The ARIMA Procedure

Subset, Seasonal, and Factored ARMA Models

The simplest way to specify an ARMA model is to give the order of the AR and MA parts with the P= and Q= options. When you do this, the model has parameters for the AR and MA parts for all lags through the order specified. However, you can control the form of the ARIMA model exactly as shown in the following section.

Subset Models

You can control which lags have parameters by specifying the P= or Q= option as a list of lags in parentheses. A model that includes parameters for only some lags is sometimes called a subset or additive model. For example, consider the following two ESTIMATE statements:

      identify var=sales;
      estimate p=4;
      estimate p=(1 4);

Both specify AR(4) models, but the first has parameters for lags 1, 2, 3, and 4, while the second has parameters for lags 1 and 4, with the coefficients for lags 2 and 3 constrained to 0. The mathematical form of the autoregressive models produced by these two specifications is shown in Table 7.1.

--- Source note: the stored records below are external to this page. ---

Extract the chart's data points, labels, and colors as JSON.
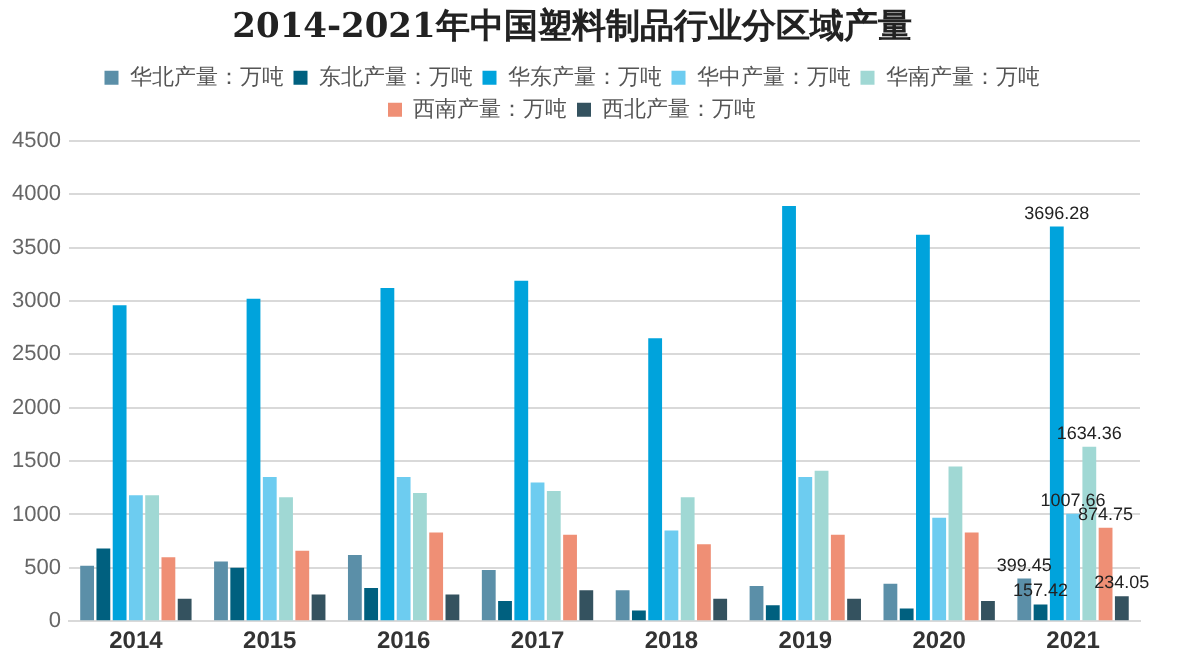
{
  "chart_data": {
    "type": "bar",
    "title": "2014-2021年中国塑料制品行业分区域产量",
    "categories": [
      "2014",
      "2015",
      "2016",
      "2017",
      "2018",
      "2019",
      "2020",
      "2021"
    ],
    "series": [
      {
        "name": "华北产量：万吨",
        "color": "#5b8fa8",
        "values": [
          520,
          560,
          620,
          480,
          290,
          330,
          350,
          399.45
        ],
        "value_labels": [
          null,
          null,
          null,
          null,
          null,
          null,
          null,
          "399.45"
        ]
      },
      {
        "name": "东北产量：万吨",
        "color": "#00607f",
        "values": [
          680,
          500,
          310,
          190,
          100,
          150,
          120,
          157.42
        ],
        "value_labels": [
          null,
          null,
          null,
          null,
          null,
          null,
          null,
          "157.42"
        ]
      },
      {
        "name": "华东产量：万吨",
        "color": "#00a3dc",
        "values": [
          2960,
          3020,
          3120,
          3190,
          2650,
          3890,
          3620,
          3696.28
        ],
        "value_labels": [
          null,
          null,
          null,
          null,
          null,
          null,
          null,
          "3696.28"
        ]
      },
      {
        "name": "华中产量：万吨",
        "color": "#6dccf0",
        "values": [
          1180,
          1350,
          1350,
          1300,
          850,
          1350,
          970,
          1007.66
        ],
        "value_labels": [
          null,
          null,
          null,
          null,
          null,
          null,
          null,
          "1007.66"
        ]
      },
      {
        "name": "华南产量：万吨",
        "color": "#a0d8d4",
        "values": [
          1180,
          1160,
          1200,
          1220,
          1160,
          1410,
          1450,
          1634.36
        ],
        "value_labels": [
          null,
          null,
          null,
          null,
          null,
          null,
          null,
          "1634.36"
        ]
      },
      {
        "name": "西南产量：万吨",
        "color": "#ef8f75",
        "values": [
          600,
          660,
          830,
          810,
          720,
          810,
          830,
          874.75
        ],
        "value_labels": [
          null,
          null,
          null,
          null,
          null,
          null,
          null,
          "874.75"
        ]
      },
      {
        "name": "西北产量：万吨",
        "color": "#34525f",
        "values": [
          210,
          250,
          250,
          290,
          210,
          210,
          190,
          234.05
        ],
        "value_labels": [
          null,
          null,
          null,
          null,
          null,
          null,
          null,
          "234.05"
        ]
      }
    ],
    "ylim": [
      0,
      4500
    ],
    "yticks": [
      0,
      500,
      1000,
      1500,
      2000,
      2500,
      3000,
      3500,
      4000,
      4500
    ],
    "grid": "y",
    "legend": "top"
  }
}
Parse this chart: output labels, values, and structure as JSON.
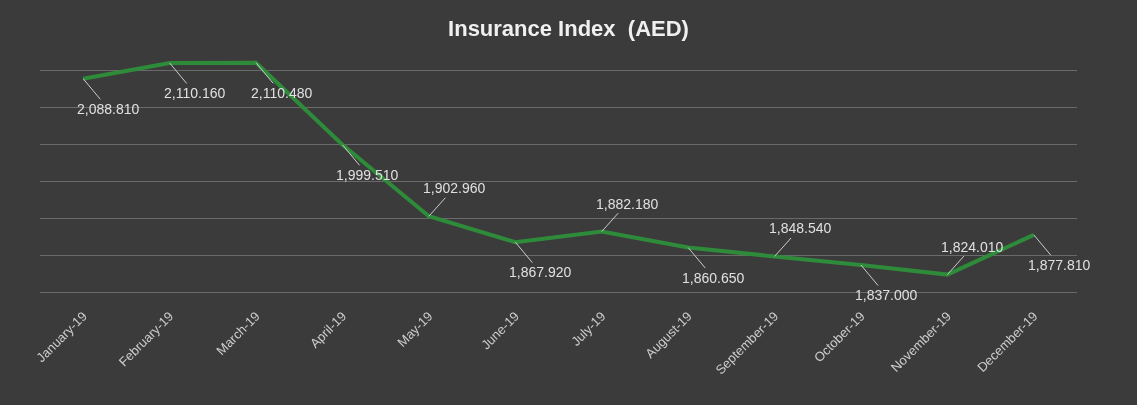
{
  "chart_data": {
    "type": "line",
    "title": "Insurance Index  (AED)",
    "categories": [
      "January-19",
      "February-19",
      "March-19",
      "April-19",
      "May-19",
      "June-19",
      "July-19",
      "August-19",
      "September-19",
      "October-19",
      "November-19",
      "December-19"
    ],
    "series": [
      {
        "color": "#2e8b3a",
        "values": [
          2088.81,
          2110.16,
          2110.48,
          1999.51,
          1902.96,
          1867.92,
          1882.18,
          1860.65,
          1848.54,
          1837.0,
          1824.01,
          1877.81
        ],
        "value_labels": [
          "2,088.810",
          "2,110.160",
          "2,110.480",
          "1,999.510",
          "1,902.960",
          "1,867.920",
          "1,882.180",
          "1,860.650",
          "1,848.540",
          "1,837.000",
          "1,824.010",
          "1,877.810"
        ]
      }
    ],
    "grid": "y",
    "marker": "none",
    "line_style": "solid"
  }
}
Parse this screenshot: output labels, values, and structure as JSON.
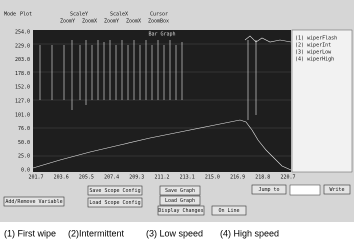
{
  "toolbar": {
    "items": [
      "Mode",
      "Plot",
      "ScaleY",
      "ScaleX",
      "Cursor"
    ],
    "sub_items": [
      "ZoomY",
      "ZoomX",
      "ZoomY",
      "ZoomX",
      "ZoomBox"
    ]
  },
  "plot": {
    "title": "Bar Graph",
    "y_labels": [
      "254.0",
      "229.0",
      "203.0",
      "178.0",
      "152.0",
      "127.0",
      "101.0",
      "76.0",
      "50.0",
      "25.0",
      "0.0"
    ],
    "x_labels": [
      "201.7",
      "203.6",
      "205.5",
      "207.4",
      "209.3",
      "211.2",
      "213.1",
      "215.0",
      "216.9",
      "218.8",
      "220.7"
    ]
  },
  "legend": [
    "(1) wiperFlash",
    "(2) wiperInt",
    "(3) wiperLow",
    "(4) wiperHigh"
  ],
  "buttons": {
    "add_remove": "Add/Remove Variable",
    "save_scope": "Save Scope Config",
    "load_scope": "Load Scope Config",
    "save_graph": "Save Graph",
    "load_graph": "Load Graph",
    "display": "Display Changes",
    "jump": "Jump to",
    "write": "Write",
    "online": "On Line"
  },
  "caption": [
    "(1) First wipe",
    "(2)Intermittent",
    "(3) Low speed",
    "(4) High speed"
  ]
}
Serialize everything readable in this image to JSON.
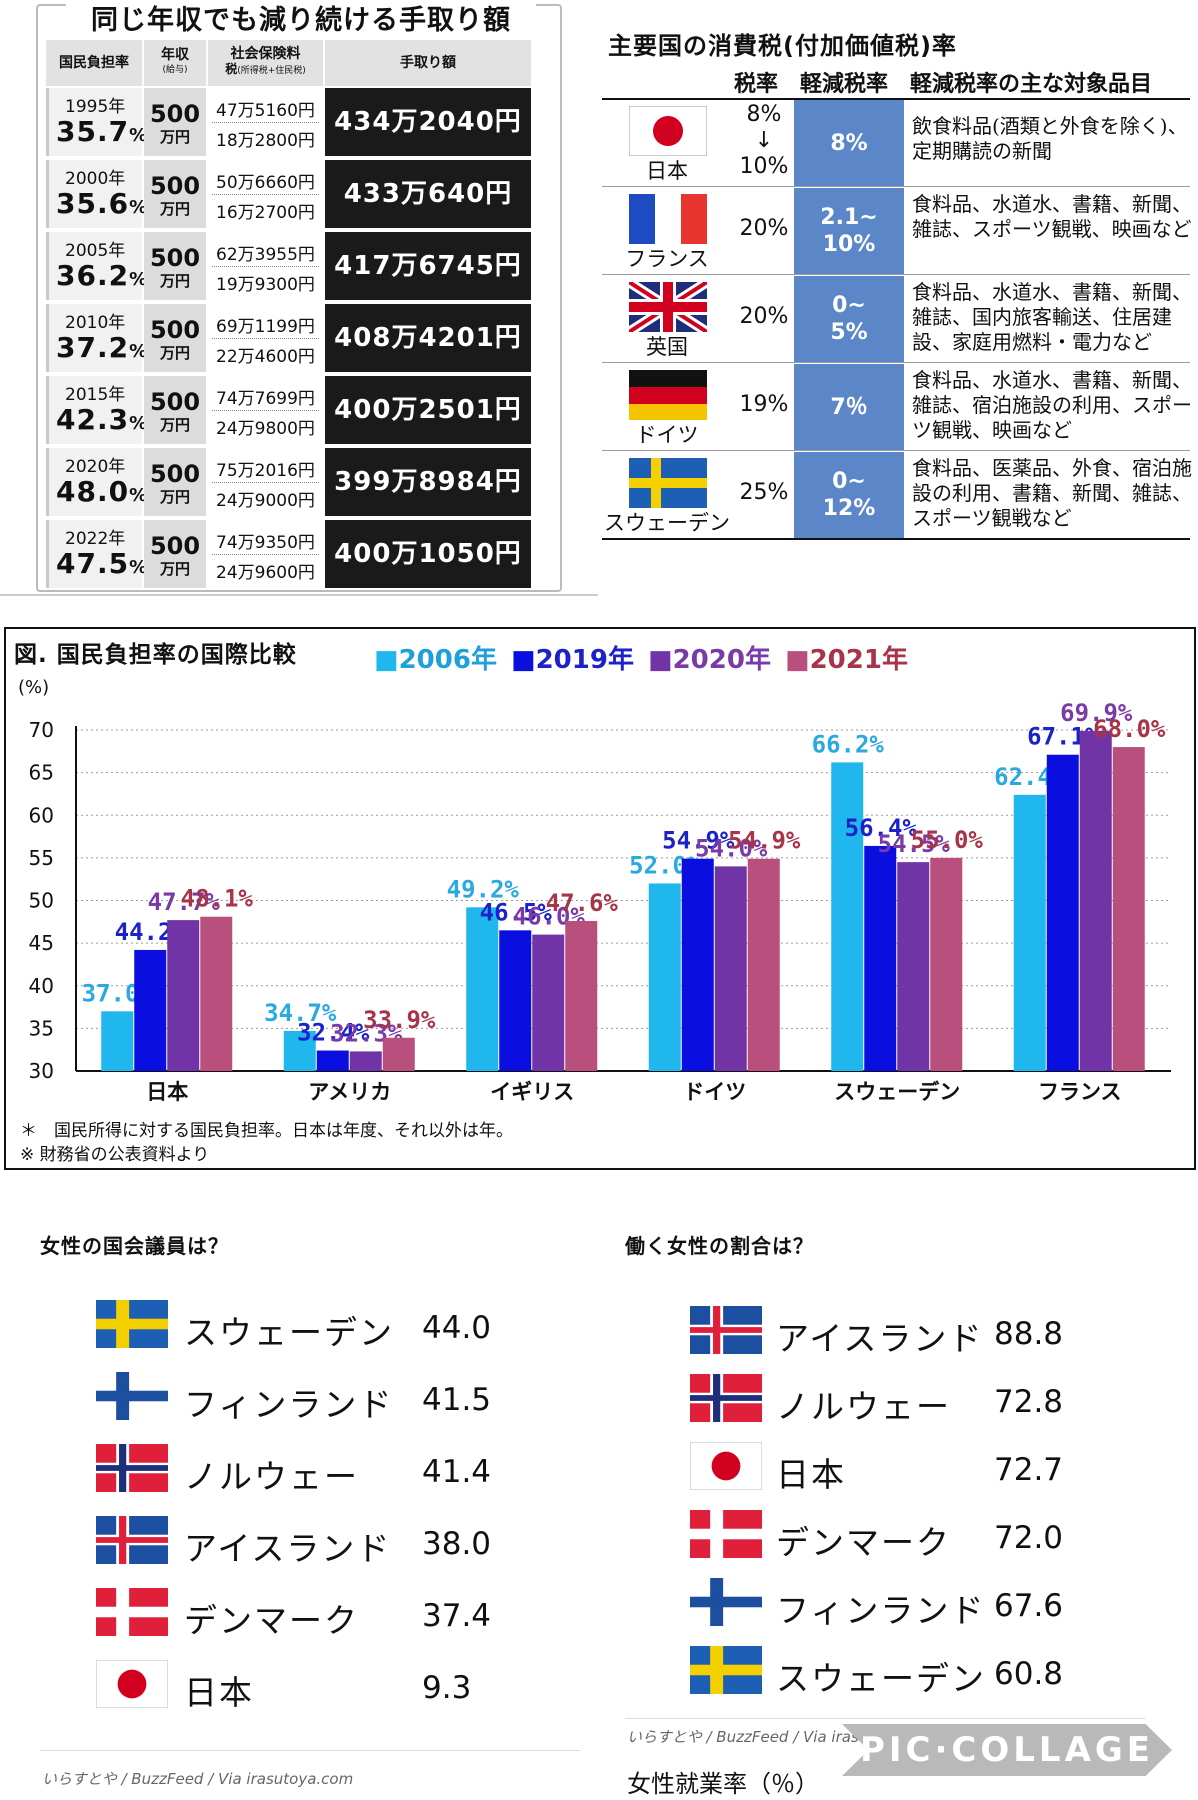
{
  "takehome": {
    "title": "同じ年収でも減り続ける手取り額",
    "headers": {
      "burden": "国民負担率",
      "income": "年収",
      "income_sub": "(給与)",
      "social": "社会保険料",
      "social_sub": "税",
      "social_sub2": "(所得税+住民税)",
      "takehome": "手取り額"
    },
    "rows": [
      {
        "year": "1995年",
        "rate": "35.7",
        "pct": "%",
        "income": "500",
        "income_unit": "万円",
        "social": "47万5160円",
        "tax": "18万2800円",
        "net": "434万2040円"
      },
      {
        "year": "2000年",
        "rate": "35.6",
        "pct": "%",
        "income": "500",
        "income_unit": "万円",
        "social": "50万6660円",
        "tax": "16万2700円",
        "net": "433万640円"
      },
      {
        "year": "2005年",
        "rate": "36.2",
        "pct": "%",
        "income": "500",
        "income_unit": "万円",
        "social": "62万3955円",
        "tax": "19万9300円",
        "net": "417万6745円"
      },
      {
        "year": "2010年",
        "rate": "37.2",
        "pct": "%",
        "income": "500",
        "income_unit": "万円",
        "social": "69万1199円",
        "tax": "22万4600円",
        "net": "408万4201円"
      },
      {
        "year": "2015年",
        "rate": "42.3",
        "pct": "%",
        "income": "500",
        "income_unit": "万円",
        "social": "74万7699円",
        "tax": "24万9800円",
        "net": "400万2501円"
      },
      {
        "year": "2020年",
        "rate": "48.0",
        "pct": "%",
        "income": "500",
        "income_unit": "万円",
        "social": "75万2016円",
        "tax": "24万9000円",
        "net": "399万8984円"
      },
      {
        "year": "2022年",
        "rate": "47.5",
        "pct": "%",
        "income": "500",
        "income_unit": "万円",
        "social": "74万9350円",
        "tax": "24万9600円",
        "net": "400万1050円"
      }
    ]
  },
  "vat": {
    "title": "主要国の消費税(付加価値税)率",
    "headers": {
      "rate": "税率",
      "reduced": "軽減税率",
      "items": "軽減税率の主な対象品目"
    },
    "rows": [
      {
        "country": "日本",
        "flag": "japan-flag",
        "rate1": "8%",
        "arrow": "↓",
        "rate2": "10%",
        "reduced1": "8%",
        "reduced2": "",
        "items": "飲食料品(酒類と外食を除く)、定期購読の新聞"
      },
      {
        "country": "フランス",
        "flag": "france-flag",
        "rate1": "20%",
        "arrow": "",
        "rate2": "",
        "reduced1": "2.1~",
        "reduced2": "10%",
        "items": "食料品、水道水、書籍、新聞、雑誌、スポーツ観戦、映画など"
      },
      {
        "country": "英国",
        "flag": "uk-flag",
        "rate1": "20%",
        "arrow": "",
        "rate2": "",
        "reduced1": "0~",
        "reduced2": "5%",
        "items": "食料品、水道水、書籍、新聞、雑誌、国内旅客輸送、住居建設、家庭用燃料・電力など"
      },
      {
        "country": "ドイツ",
        "flag": "germany-flag",
        "rate1": "19%",
        "arrow": "",
        "rate2": "",
        "reduced1": "7％",
        "reduced2": "",
        "items": "食料品、水道水、書籍、新聞、雑誌、宿泊施設の利用、スポーツ観戦、映画など"
      },
      {
        "country": "スウェーデン",
        "flag": "sweden-flag",
        "rate1": "25%",
        "arrow": "",
        "rate2": "",
        "reduced1": "0~",
        "reduced2": "12%",
        "items": "食料品、医薬品、外食、宿泊施設の利用、書籍、新聞、雑誌、スポーツ観戦など"
      }
    ]
  },
  "chart_data": {
    "type": "bar",
    "title": "図. 国民負担率の国際比較",
    "ylabel": "(%)",
    "ylim": [
      30,
      70
    ],
    "yticks": [
      "30",
      "35",
      "40",
      "45",
      "50",
      "55",
      "60",
      "65",
      "70"
    ],
    "grid": true,
    "legend_position": "top",
    "categories": [
      "日本",
      "アメリカ",
      "イギリス",
      "ドイツ",
      "スウェーデン",
      "フランス"
    ],
    "series": [
      {
        "name": "2006年",
        "color": "#1fb7ee",
        "label_color": "#29a9e0",
        "values": [
          37.0,
          34.7,
          49.2,
          52.0,
          66.2,
          62.4
        ],
        "labels": [
          "37.0%",
          "34.7%",
          "49.2%",
          "52.0%",
          "66.2%",
          "62.4%"
        ]
      },
      {
        "name": "2019年",
        "color": "#0a0fe0",
        "label_color": "#1a22c8",
        "values": [
          44.2,
          32.4,
          46.5,
          54.9,
          56.4,
          67.1
        ],
        "labels": [
          "44.2%",
          "32.4%",
          "46.5%",
          "54.9%",
          "56.4%",
          "67.1%"
        ]
      },
      {
        "name": "2020年",
        "color": "#7134a6",
        "label_color": "#7a3aa8",
        "values": [
          47.7,
          32.3,
          46.0,
          54.0,
          54.5,
          69.9
        ],
        "labels": [
          "47.7%",
          "32.3%",
          "46.0%",
          "54.0%",
          "54.5%",
          "69.9%"
        ]
      },
      {
        "name": "2021年",
        "color": "#b84f7c",
        "label_color": "#a8344a",
        "values": [
          48.1,
          33.9,
          47.6,
          54.9,
          55.0,
          68.0
        ],
        "labels": [
          "48.1%",
          "33.9%",
          "47.6%",
          "54.9%",
          "55.0%",
          "68.0%"
        ]
      }
    ],
    "notes": [
      "＊　国民所得に対する国民負担率。日本は年度、それ以外は年。",
      "※ 財務省の公表資料より"
    ]
  },
  "women_parliament": {
    "title": "女性の国会議員は？",
    "items": [
      {
        "name": "スウェーデン",
        "value": "44.0",
        "flag": "sweden-flag"
      },
      {
        "name": "フィンランド",
        "value": "41.5",
        "flag": "finland-flag"
      },
      {
        "name": "ノルウェー",
        "value": "41.4",
        "flag": "norway-flag"
      },
      {
        "name": "アイスランド",
        "value": "38.0",
        "flag": "iceland-flag"
      },
      {
        "name": "デンマーク",
        "value": "37.4",
        "flag": "denmark-flag"
      },
      {
        "name": "日本",
        "value": "9.3",
        "flag": "japan-flag"
      }
    ],
    "credit": "いらすとや / BuzzFeed / Via irasutoya.com"
  },
  "women_work": {
    "title": "働く女性の割合は？",
    "items": [
      {
        "name": "アイスランド",
        "value": "88.8",
        "flag": "iceland-flag"
      },
      {
        "name": "ノルウェー",
        "value": "72.8",
        "flag": "norway-flag"
      },
      {
        "name": "日本",
        "value": "72.7",
        "flag": "japan-flag"
      },
      {
        "name": "デンマーク",
        "value": "72.0",
        "flag": "denmark-flag"
      },
      {
        "name": "フィンランド",
        "value": "67.6",
        "flag": "finland-flag"
      },
      {
        "name": "スウェーデン",
        "value": "60.8",
        "flag": "sweden-flag"
      }
    ],
    "credit": "いらすとや / BuzzFeed / Via irasutoya.com",
    "footer": "女性就業率（％）"
  },
  "watermark": "PIC·COLLAGE"
}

Table 7.1: Saturated versus Subset Models


Autoregressive Operator


${(1-{\phi }_{1}{B}-{\phi }_{2}{B}^{2}-{\phi }_{3}{B}^{3}-{\phi }_{4}{B}^{4})}$

P=(1 4)

${(1-{\phi }_{1}{B}-{\phi }_{4}{B}^{4}) }$

Seasonal Models

One particularly useful kind of subset model is a seasonal model. When the response series has a seasonal pattern, the values of the series at the same time of year in previous years can be important for modeling the series. For example, if the series SALES is observed monthly, the statements

      identify var=sales;
      estimate p=(12);

model SALES as an average value plus some fraction of its deviation from this average value a year ago, plus a random error. Although this is an AR(12) model, it has only one autoregressive parameter.

Factored Models

A factored model (also referred to as a multiplicative model) represents the ARIMA model as a product of simpler ARIMA models. For example, you might model SALES as a combination of an AR(1) process that reflects short term dependencies and an AR(12) model that reflects the seasonal pattern.

It might seem that the way to do this is with the option P=(1 12), but the AR(1) process also operates in past years; you really need autoregressive parameters at lags 1, 12, and 13. You can specify a subset model with separate parameters at these lags, or you can specify a factored model that represents the model as the product of an AR(1) model and an AR(12) model. Consider the following two ESTIMATE statements:

      identify var=sales;
      estimate p=(1 12 13);
      estimate p=(1)(12);

The mathematical form of the autoregressive models produced by these two specifications are shown in Table 7.2.

Table 7.2: Subset versus Factored Models


Autoregressive Operator

P=(1 12 13)

${(1-{\phi }_{1}{B}-{\phi }_{12}{B}^{12}-{\phi }_{13}{B}^{13})}$


${(1-{\phi }_{1}{B})(1-{\phi }_{12}{B}^{12})}$

Both models fit by these two ESTIMATE statements predict SALES from its values 1, 12, and 13 periods ago, but they use different parameterizations. The first model has three parameters, whose meanings may be hard to interpret.

The factored specification P=(1)(12) represents the model as the product of two different AR models. It has only two parameters: one that corresponds to recent effects and one that represents seasonal effects. Thus the factored model is more parsimonious, and its parameter estimates are more clearly interpretable.